Post
by Zhust » Sun Feb 11, 2007 1:24 pm
The events in Boston surrounding this is the kind of thing rubs me entirely the wrong way -- exactly the same wrong way as how censorship is implemented in America.
Ok, so with censorship it's like this: the Federal Communications Commission has rules where a broadcaster can be fined if a broadcast event offends the community standards. Now, "community standards" are not explicitly defined, and are theoretically measured when people who received the broadcast report that it offended them. In practice, it depends on complaints and on the judgment of FCC officials -- my standards include never making ad hominem arguments yet, to be blunt, nobody will ever be fined because it doesn't have to do with seeing boobies on TV.
So what happens is the broadcasters are saddled with deciding which content is appropriate and which is not. If you work for a large network, they can absorb some fines, but why would they not pass the punishment onto the person responsible for the "offensive" content? In the college radio station where I'm part of a talk-radio show, the on-air DJ is responsible for the time-delay "dump" button -- any fines would bankrupt the station so the DJ is saddled with full responsibility.
In the end, any DJ (or TV show editor, etc.) not wanting to get hit with a $250,000 fine for some arbitrary reason will be absolutely overzealous in their censorship of materials played on the air. Although there is "no censorship of free speech in America", well, there is.
Now we have a new "community standard": terror.
The effects of somebody being frightened is in the hands of the people creating arbitrary artwork. They are held responsible for the viewer's perception.
So where does that leave us? Not safer, that's for sure -- I mean, if you have heard about bombings in Iraq, the idea is to make a bomb that looks as commonplace as possible -- but it does leave us more terrified.
Creators are now afraid to create. People are even more scared of things that are new and unusual.
What we need to find bombs is intelligent investigation. A bomb isn't going to be marked with bright, blinking lights. It's going to look just like things we see every day and ignore -- trucks with roving billboards, or the bins for those free apartment guides.
Artists are out to surprise people and keep them alive. Terrorists are out to surprise people and kill them. The difference is in the killing.
But I'm going a long way in one direction to make a comment in another.
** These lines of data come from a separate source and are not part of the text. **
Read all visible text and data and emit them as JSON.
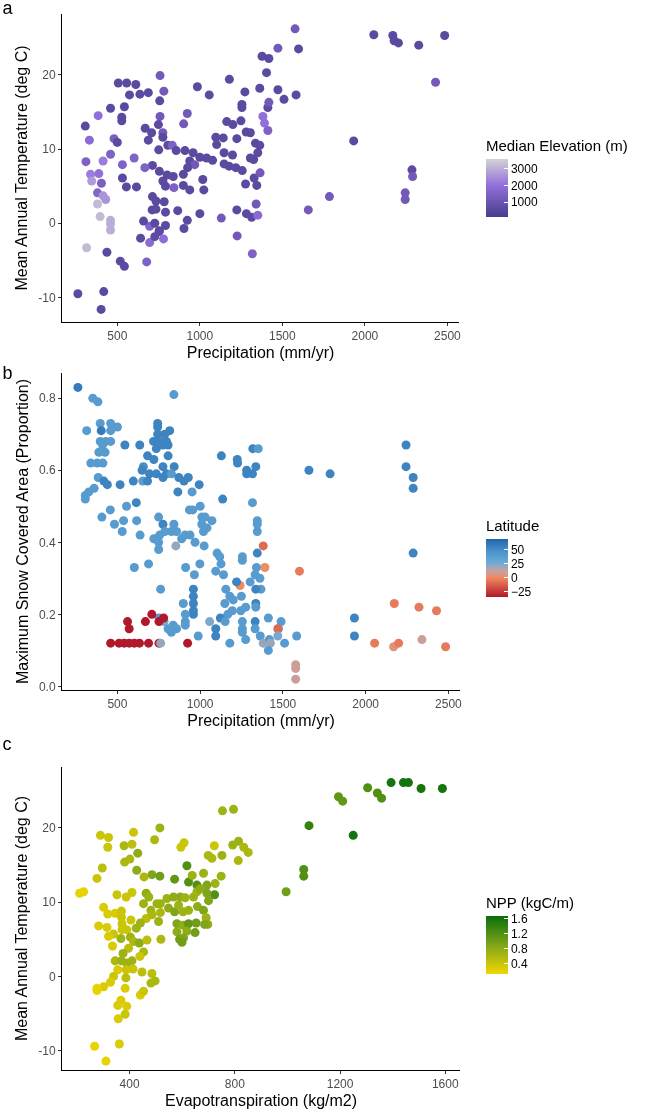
{
  "chart_data": [
    {
      "type": "scatter",
      "title": "a",
      "xlabel": "Precipitation (mm/yr)",
      "ylabel": "Mean Annual Temperature (deg C)",
      "clabel": "Median Elevation (m)",
      "marker": "circle",
      "xlim": [
        165,
        2570
      ],
      "ylim": [
        -13.3,
        28.2
      ],
      "xticks": [
        500,
        1000,
        1500,
        2000,
        2500
      ],
      "yticks": [
        -10,
        0,
        10,
        20
      ],
      "clim": [
        100,
        3580
      ],
      "cticks": [
        1000,
        2000,
        3000
      ],
      "x": [
        1577,
        2054,
        2169,
        2177,
        2203,
        2326,
        2483,
        2428,
        1473,
        1598,
        1377,
        1418,
        1404,
        1179,
        1363,
        1473,
        1510,
        1583,
        1273,
        1255,
        1255,
        1412,
        1418,
        1057,
        985,
        759,
        506,
        557,
        612,
        574,
        637,
        688,
        782,
        757,
        459,
        543,
        527,
        527,
        384,
        306,
        331,
        480,
        500,
        759,
        749,
        902,
        924,
        669,
        708,
        776,
        688,
        776,
        751,
        806,
        833,
        857,
        910,
        959,
        939,
        1000,
        1041,
        1077,
        969,
        926,
        900,
        839,
        802,
        755,
        713,
        776,
        792,
        843,
        900,
        939,
        1024,
        1018,
        713,
        734,
        784,
        711,
        734,
        792,
        866,
        1000,
        1130,
        1224,
        1282,
        1314,
        1351,
        1341,
        1277,
        1345,
        1329,
        1365,
        1257,
        1218,
        1177,
        1147,
        1198,
        1147,
        1102,
        1142,
        1097,
        1224,
        1163,
        1200,
        1249,
        1281,
        1306,
        1337,
        1363,
        1351,
        1306,
        1326,
        1382,
        1392,
        1412,
        1657,
        1785,
        1932,
        2285,
        2289,
        2244,
        2244,
        1226,
        1318,
        310,
        414,
        459,
        338,
        388,
        345,
        404,
        380,
        414,
        430,
        380,
        396,
        459,
        459,
        459,
        314,
        437,
        518,
        543,
        678,
        641,
        696,
        696,
        659,
        727,
        753,
        727,
        755,
        780,
        792,
        904,
        924,
        531,
        667,
        602,
        531,
        555,
        616,
        261,
        418,
        402
      ],
      "values": [
        26.2,
        25.4,
        25.3,
        24.6,
        24.3,
        24.0,
        25.3,
        19.0,
        23.6,
        23.5,
        22.5,
        22.2,
        20.3,
        19.4,
        18.2,
        18.0,
        16.7,
        17.3,
        17.7,
        16.0,
        15.6,
        15.6,
        16.3,
        17.3,
        18.4,
        19.9,
        18.9,
        18.9,
        18.7,
        17.3,
        17.4,
        17.6,
        17.8,
        16.5,
        15.5,
        15.7,
        14.3,
        13.8,
        14.5,
        13.1,
        11.2,
        11.4,
        10.9,
        14.4,
        13.3,
        13.4,
        14.8,
        12.8,
        12.2,
        12.2,
        11.2,
        11.6,
        9.9,
        10.5,
        10.5,
        9.8,
        9.8,
        9.5,
        8.4,
        8.9,
        8.8,
        8.5,
        7.9,
        7.5,
        6.6,
        6.3,
        6.5,
        7.0,
        7.8,
        5.7,
        5.0,
        4.8,
        5.1,
        4.5,
        4.5,
        5.9,
        3.6,
        3.0,
        2.9,
        1.8,
        1.9,
        1.5,
        1.7,
        1.3,
        0.7,
        1.8,
        1.3,
        0.8,
        1.1,
        2.6,
        5.3,
        5.1,
        6.1,
        6.8,
        7.1,
        7.5,
        7.7,
        8.0,
        9.2,
        9.5,
        10.6,
        11.5,
        11.6,
        11.4,
        13.7,
        13.3,
        13.8,
        12.3,
        12.2,
        10.8,
        10.5,
        9.5,
        8.8,
        8.6,
        14.4,
        13.5,
        12.5,
        1.8,
        3.6,
        11.1,
        7.2,
        6.3,
        4.1,
        3.2,
        -1.7,
        -4.1,
        8.3,
        8.4,
        9.3,
        6.6,
        6.7,
        5.7,
        5.4,
        4.1,
        3.7,
        3.2,
        2.6,
        0.9,
        0.4,
        -0.1,
        -0.9,
        -3.3,
        -3.9,
        -5.1,
        -5.8,
        -5.2,
        -2.0,
        -2.6,
        -0.4,
        0.3,
        0.0,
        -1.1,
        -1.8,
        -1.0,
        -2.1,
        -0.3,
        -0.7,
        0.4,
        7.9,
        7.5,
        8.8,
        6.1,
        4.9,
        4.9,
        -9.5,
        -9.2,
        -11.6
      ],
      "cvalues": [
        1200,
        600,
        600,
        600,
        600,
        600,
        600,
        1200,
        1200,
        600,
        600,
        600,
        600,
        600,
        600,
        600,
        600,
        600,
        600,
        600,
        600,
        600,
        1200,
        600,
        600,
        1200,
        600,
        600,
        600,
        600,
        600,
        600,
        1200,
        600,
        600,
        600,
        600,
        600,
        2000,
        600,
        1800,
        1400,
        600,
        1200,
        600,
        1200,
        1200,
        600,
        600,
        1200,
        600,
        600,
        600,
        600,
        1500,
        600,
        600,
        600,
        600,
        600,
        600,
        600,
        1200,
        600,
        600,
        600,
        600,
        600,
        600,
        600,
        600,
        1500,
        600,
        600,
        600,
        600,
        600,
        600,
        600,
        600,
        600,
        600,
        600,
        600,
        1200,
        600,
        600,
        600,
        1800,
        1200,
        600,
        600,
        600,
        1200,
        600,
        600,
        600,
        600,
        600,
        600,
        600,
        600,
        600,
        600,
        600,
        600,
        600,
        600,
        600,
        600,
        600,
        600,
        600,
        600,
        2000,
        2000,
        1500,
        1200,
        1200,
        600,
        600,
        1200,
        1200,
        1200,
        1200,
        1500,
        1500,
        2200,
        1500,
        2200,
        2000,
        2700,
        1400,
        1600,
        2600,
        2600,
        3200,
        3200,
        3000,
        3000,
        3000,
        3200,
        600,
        600,
        600,
        1500,
        600,
        1800,
        1600,
        600,
        600,
        600,
        600,
        600,
        1900,
        600,
        600,
        600,
        1500,
        1500,
        1500,
        600,
        600,
        600,
        600,
        600,
        600
      ]
    },
    {
      "type": "scatter",
      "title": "b",
      "xlabel": "Precipitation (mm/yr)",
      "ylabel": "Maximum Snow Covered Area (Proportion)",
      "clabel": "Latitude",
      "marker": "circle",
      "xlim": [
        165,
        2570
      ],
      "ylim": [
        -0.01,
        0.87
      ],
      "xticks": [
        500,
        1000,
        1500,
        2000,
        2500
      ],
      "yticks": [
        {
          "value": 0,
          "label": "0.0"
        },
        {
          "value": 0.2,
          "label": "0.2"
        },
        {
          "value": 0.4,
          "label": "0.4"
        },
        {
          "value": 0.6,
          "label": "0.6"
        },
        {
          "value": 0.8,
          "label": "0.8"
        }
      ],
      "clim": [
        -35,
        70
      ],
      "cticks": [
        {
          "value": -25,
          "label": "−25"
        },
        0,
        25,
        50
      ],
      "x": [
        261,
        351,
        382,
        841,
        396,
        459,
        500,
        314,
        402,
        459,
        396,
        429,
        459,
        410,
        388,
        425,
        339,
        378,
        412,
        384,
        418,
        439,
        359,
        327,
        306,
        306,
        545,
        635,
        743,
        743,
        743,
        718,
        755,
        796,
        816,
        786,
        735,
        775,
        806,
        682,
        720,
        657,
        649,
        694,
        735,
        775,
        806,
        843,
        796,
        826,
        775,
        516,
        596,
        653,
        682,
        871,
        902,
        928,
        994,
        865,
        951,
        614,
        1136,
        1316,
        406,
        457,
        555,
        482,
        537,
        529,
        616,
        637,
        749,
        775,
        720,
        749,
        749,
        755,
        786,
        826,
        857,
        888,
        908,
        939,
        969,
        1024,
        841,
        853,
        935,
        955,
        1000,
        1010,
        1030,
        1071,
        1010,
        1041,
        1020,
        1128,
        1224,
        1226,
        1281,
        1281,
        1316,
        1336,
        1318,
        1351,
        1657,
        1785,
        2244,
        2244,
        2287,
        2287,
        2287,
        1345,
        1345,
        1345,
        1381,
        1391,
        1600,
        1241,
        1345,
        1255,
        1255,
        1102,
        1118,
        1126,
        998,
        912,
        965,
        602,
        688,
        1094,
        1141,
        1340,
        1332,
        1361,
        1367,
        1336,
        1302,
        1220,
        1155,
        1179,
        1149,
        1200,
        1249,
        1275,
        1336,
        1336,
        761,
        959,
        959,
        959,
        959,
        959,
        898,
        910,
        910,
        910,
        1194,
        1245,
        1167,
        1122,
        1151,
        1255,
        1255,
        1255,
        1275,
        1332,
        1332,
        1412,
        1489,
        1473,
        1057,
        1094,
        1094,
        988,
        1179,
        1363,
        1381,
        1418,
        1424,
        1412,
        1469,
        1469,
        1510,
        1583,
        751,
        782,
        806,
        837,
        857,
        826,
        561,
        571,
        669,
        708,
        751,
        779,
        459,
        510,
        541,
        571,
        602,
        633,
        688,
        751,
        761,
        924,
        1577,
        1577,
        1577,
        1932,
        1932,
        2054,
        2169,
        2199,
        2340,
        2483,
        2173,
        2322,
        2428
      ],
      "values": [
        0.83,
        0.8,
        0.79,
        0.81,
        0.73,
        0.73,
        0.72,
        0.71,
        0.71,
        0.71,
        0.68,
        0.68,
        0.68,
        0.67,
        0.65,
        0.65,
        0.62,
        0.62,
        0.62,
        0.58,
        0.57,
        0.56,
        0.55,
        0.54,
        0.53,
        0.52,
        0.67,
        0.67,
        0.73,
        0.72,
        0.7,
        0.68,
        0.68,
        0.68,
        0.71,
        0.7,
        0.66,
        0.67,
        0.67,
        0.64,
        0.63,
        0.61,
        0.6,
        0.59,
        0.59,
        0.61,
        0.64,
        0.61,
        0.59,
        0.59,
        0.58,
        0.56,
        0.57,
        0.57,
        0.57,
        0.58,
        0.57,
        0.58,
        0.56,
        0.54,
        0.54,
        0.51,
        0.52,
        0.51,
        0.47,
        0.49,
        0.5,
        0.45,
        0.46,
        0.43,
        0.46,
        0.42,
        0.47,
        0.45,
        0.41,
        0.4,
        0.38,
        0.42,
        0.43,
        0.43,
        0.43,
        0.41,
        0.42,
        0.42,
        0.4,
        0.39,
        0.45,
        0.39,
        0.49,
        0.49,
        0.5,
        0.47,
        0.47,
        0.46,
        0.45,
        0.44,
        0.43,
        0.64,
        0.63,
        0.62,
        0.6,
        0.59,
        0.59,
        0.61,
        0.66,
        0.66,
        0.6,
        0.59,
        0.67,
        0.61,
        0.58,
        0.55,
        0.37,
        0.46,
        0.45,
        0.43,
        0.39,
        0.33,
        0.32,
        0.28,
        0.37,
        0.36,
        0.35,
        0.37,
        0.36,
        0.34,
        0.34,
        0.33,
        0.31,
        0.33,
        0.34,
        0.32,
        0.31,
        0.33,
        0.31,
        0.3,
        0.27,
        0.27,
        0.29,
        0.29,
        0.27,
        0.25,
        0.23,
        0.24,
        0.25,
        0.22,
        0.23,
        0.22,
        0.27,
        0.27,
        0.25,
        0.23,
        0.21,
        0.2,
        0.23,
        0.2,
        0.18,
        0.17,
        0.21,
        0.21,
        0.2,
        0.19,
        0.18,
        0.18,
        0.16,
        0.15,
        0.13,
        0.18,
        0.16,
        0.19,
        0.18,
        0.16,
        0.18,
        0.16,
        0.14,
        0.14,
        0.12,
        0.14,
        0.12,
        0.13,
        0.12,
        0.1,
        0.16,
        0.14,
        0.12,
        0.14,
        0.19,
        0.18,
        0.16,
        0.17,
        0.16,
        0.15,
        0.18,
        0.16,
        0.18,
        0.2,
        0.18,
        0.19,
        0.12,
        0.12,
        0.12,
        0.12,
        0.12,
        0.12,
        0.12,
        0.12,
        0.12,
        0.12,
        0.06,
        0.05,
        0.02,
        0.19,
        0.14,
        0.12,
        0.11,
        0.12,
        0.13,
        0.11,
        0.23,
        0.22,
        0.21
      ],
      "cvalues": [
        60,
        40,
        40,
        40,
        40,
        40,
        40,
        40,
        60,
        40,
        40,
        40,
        40,
        40,
        40,
        40,
        40,
        40,
        40,
        40,
        55,
        55,
        40,
        40,
        40,
        40,
        55,
        55,
        55,
        55,
        55,
        55,
        55,
        55,
        55,
        55,
        55,
        55,
        55,
        55,
        55,
        50,
        55,
        55,
        55,
        55,
        55,
        55,
        55,
        40,
        55,
        55,
        55,
        40,
        55,
        55,
        55,
        55,
        55,
        55,
        40,
        55,
        55,
        40,
        40,
        40,
        40,
        40,
        40,
        40,
        40,
        40,
        40,
        55,
        40,
        40,
        40,
        40,
        40,
        40,
        40,
        40,
        40,
        40,
        40,
        40,
        40,
        20,
        40,
        40,
        40,
        40,
        40,
        40,
        40,
        40,
        40,
        55,
        55,
        55,
        55,
        55,
        55,
        55,
        55,
        40,
        55,
        55,
        55,
        55,
        55,
        55,
        55,
        40,
        40,
        40,
        -10,
        0,
        -5,
        0,
        55,
        40,
        40,
        40,
        40,
        40,
        40,
        40,
        40,
        40,
        40,
        40,
        40,
        40,
        40,
        40,
        40,
        55,
        40,
        55,
        40,
        40,
        40,
        40,
        40,
        40,
        55,
        40,
        40,
        55,
        55,
        55,
        55,
        55,
        40,
        40,
        40,
        40,
        40,
        40,
        40,
        55,
        40,
        40,
        40,
        40,
        40,
        55,
        40,
        40,
        40,
        40,
        25,
        55,
        55,
        40,
        40,
        40,
        20,
        40,
        20,
        40,
        -10,
        25,
        40,
        40,
        40,
        25,
        40,
        40,
        40,
        40,
        -35,
        -35,
        -35,
        -35,
        -35,
        -35,
        -35,
        -35,
        -35,
        -35,
        -35,
        -35,
        -35,
        -35,
        20,
        -35,
        10,
        10,
        10,
        55,
        55,
        -5,
        5,
        -5,
        10,
        -5,
        -5,
        -5,
        -5
      ]
    },
    {
      "type": "scatter",
      "title": "c",
      "xlabel": "Evapotranspiration (kg/m2)",
      "ylabel": "Mean Annual Temperature (deg C)",
      "clabel": "NPP (kgC/m)",
      "marker": "circle",
      "xlim": [
        143,
        1656
      ],
      "ylim": [
        -12.6,
        28.2
      ],
      "xticks": [
        400,
        800,
        1200,
        1600
      ],
      "yticks": [
        -10,
        0,
        10,
        20
      ],
      "clim": [
        0.13,
        1.68
      ],
      "cticks": [
        0.4,
        0.8,
        1.2,
        1.6
      ],
      "x": [
        1394,
        1441,
        1460,
        1508,
        1589,
        1305,
        1342,
        1358,
        1194,
        1210,
        1082,
        1250,
        1062,
        1062,
        995,
        753,
        795,
        792,
        814,
        834,
        851,
        813,
        515,
        495,
        415,
        289,
        320,
        317,
        379,
        409,
        431,
        381,
        401,
        296,
        276,
        595,
        607,
        722,
        699,
        713,
        751,
        748,
        427,
        485,
        515,
        455,
        571,
        618,
        624,
        638,
        681,
        656,
        694,
        725,
        723,
        210,
        225,
        352,
        387,
        409,
        463,
        473,
        517,
        453,
        504,
        542,
        567,
        593,
        611,
        643,
        656,
        669,
        694,
        700,
        481,
        517,
        548,
        571,
        586,
        603,
        624,
        658,
        681,
        301,
        317,
        345,
        369,
        369,
        405,
        463,
        485,
        282,
        314,
        339,
        320,
        371,
        371,
        389,
        441,
        425,
        510,
        580,
        603,
        624,
        653,
        691,
        697,
        685,
        580,
        618,
        649,
        590,
        605,
        599,
        335,
        367,
        403,
        415,
        437,
        466,
        519,
        396,
        375,
        453,
        439,
        345,
        369,
        389,
        409,
        355,
        387,
        413,
        339,
        386,
        447,
        485,
        481,
        497,
        327,
        301,
        276,
        276,
        383,
        441,
        453,
        367,
        355,
        389,
        383,
        357,
        267,
        361,
        310
      ],
      "values": [
        26.1,
        26.1,
        26.1,
        25.3,
        25.3,
        25.4,
        24.7,
        24.0,
        24.2,
        23.6,
        20.3,
        19.0,
        14.4,
        13.5,
        11.4,
        22.3,
        22.5,
        17.7,
        18.2,
        17.4,
        16.7,
        15.6,
        20.0,
        18.4,
        19.4,
        19.0,
        18.7,
        17.4,
        17.6,
        17.8,
        16.6,
        15.4,
        15.8,
        14.6,
        13.2,
        17.4,
        18.0,
        17.6,
        16.3,
        15.9,
        16.3,
        13.5,
        14.3,
        13.7,
        13.5,
        13.4,
        13.1,
        14.9,
        12.7,
        13.6,
        13.9,
        12.3,
        12.3,
        12.5,
        11.0,
        11.2,
        11.4,
        11.0,
        10.7,
        11.3,
        11.2,
        10.7,
        9.8,
        9.8,
        9.8,
        10.5,
        10.7,
        10.7,
        10.6,
        10.7,
        11.4,
        11.8,
        11.2,
        10.2,
        8.9,
        8.6,
        9.2,
        8.7,
        9.6,
        8.7,
        8.9,
        9.4,
        8.9,
        9.3,
        8.4,
        8.5,
        8.8,
        8.0,
        7.6,
        7.8,
        8.3,
        6.8,
        6.6,
        5.7,
        5.4,
        7.1,
        6.3,
        6.3,
        7.2,
        6.5,
        7.4,
        7.1,
        6.9,
        7.1,
        7.2,
        7.9,
        7.0,
        7.0,
        6.0,
        6.1,
        5.9,
        5.0,
        5.2,
        4.6,
        4.1,
        5.1,
        5.3,
        4.7,
        4.5,
        4.9,
        5.0,
        3.8,
        3.1,
        3.3,
        2.7,
        2.1,
        2.1,
        1.8,
        2.1,
        0.9,
        0.9,
        1.0,
        0.0,
        -0.2,
        0.6,
        0.4,
        -0.9,
        -0.6,
        -0.8,
        -1.4,
        -1.6,
        -1.9,
        -1.6,
        -2.5,
        -2.0,
        -3.2,
        -3.9,
        -4.0,
        -5.1,
        -5.7,
        -9.4,
        -9.1,
        -11.4
      ],
      "cvalues": [
        1.6,
        1.6,
        1.6,
        1.6,
        1.6,
        1.2,
        1.2,
        1.2,
        1.1,
        1.1,
        1.4,
        1.6,
        1.2,
        1.2,
        1.0,
        0.7,
        0.7,
        0.7,
        0.7,
        0.6,
        0.6,
        0.6,
        0.7,
        0.6,
        0.4,
        0.4,
        0.4,
        0.4,
        0.6,
        0.5,
        0.8,
        0.6,
        0.6,
        0.5,
        0.4,
        0.4,
        0.4,
        0.4,
        0.6,
        0.6,
        0.7,
        0.7,
        0.8,
        0.9,
        1.0,
        0.6,
        1.1,
        1.2,
        1.2,
        0.7,
        0.7,
        1.2,
        0.9,
        0.7,
        1.2,
        0.2,
        0.2,
        0.4,
        0.4,
        0.4,
        0.8,
        0.7,
        0.7,
        0.7,
        0.7,
        0.7,
        0.8,
        0.8,
        0.7,
        0.7,
        0.7,
        0.8,
        0.9,
        0.9,
        0.7,
        0.6,
        0.8,
        0.9,
        0.7,
        0.7,
        0.7,
        0.8,
        0.9,
        0.3,
        0.3,
        0.3,
        0.4,
        0.4,
        0.4,
        0.5,
        0.6,
        0.3,
        0.3,
        0.4,
        0.3,
        0.4,
        0.4,
        0.4,
        0.7,
        0.7,
        0.7,
        0.9,
        0.8,
        1.1,
        1.0,
        0.7,
        0.8,
        0.9,
        0.8,
        0.8,
        1.0,
        1.0,
        0.9,
        1.0,
        0.3,
        0.7,
        0.7,
        0.6,
        0.8,
        0.5,
        0.6,
        0.5,
        0.7,
        0.6,
        0.4,
        0.6,
        0.7,
        0.7,
        0.7,
        0.3,
        0.4,
        0.4,
        0.4,
        0.5,
        0.5,
        0.5,
        0.6,
        0.6,
        0.3,
        0.3,
        0.2,
        0.2,
        0.3,
        0.3,
        0.4,
        0.3,
        0.3,
        0.3,
        0.4,
        0.3,
        0.2,
        0.3,
        0.2
      ]
    }
  ]
}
If these guys did not plant bombs -- did not intend to kill people -- then they are not terrorists. They not guilty of any crimes. In whatever manner they choose to conduct themselves, that is their right. To say they should have "behaved better at their press conference" only serves to take those rights away.
I am very pleased to see they stood their ground and made a mockery of the system that attempted to terrorize them by charging them with being terrorists.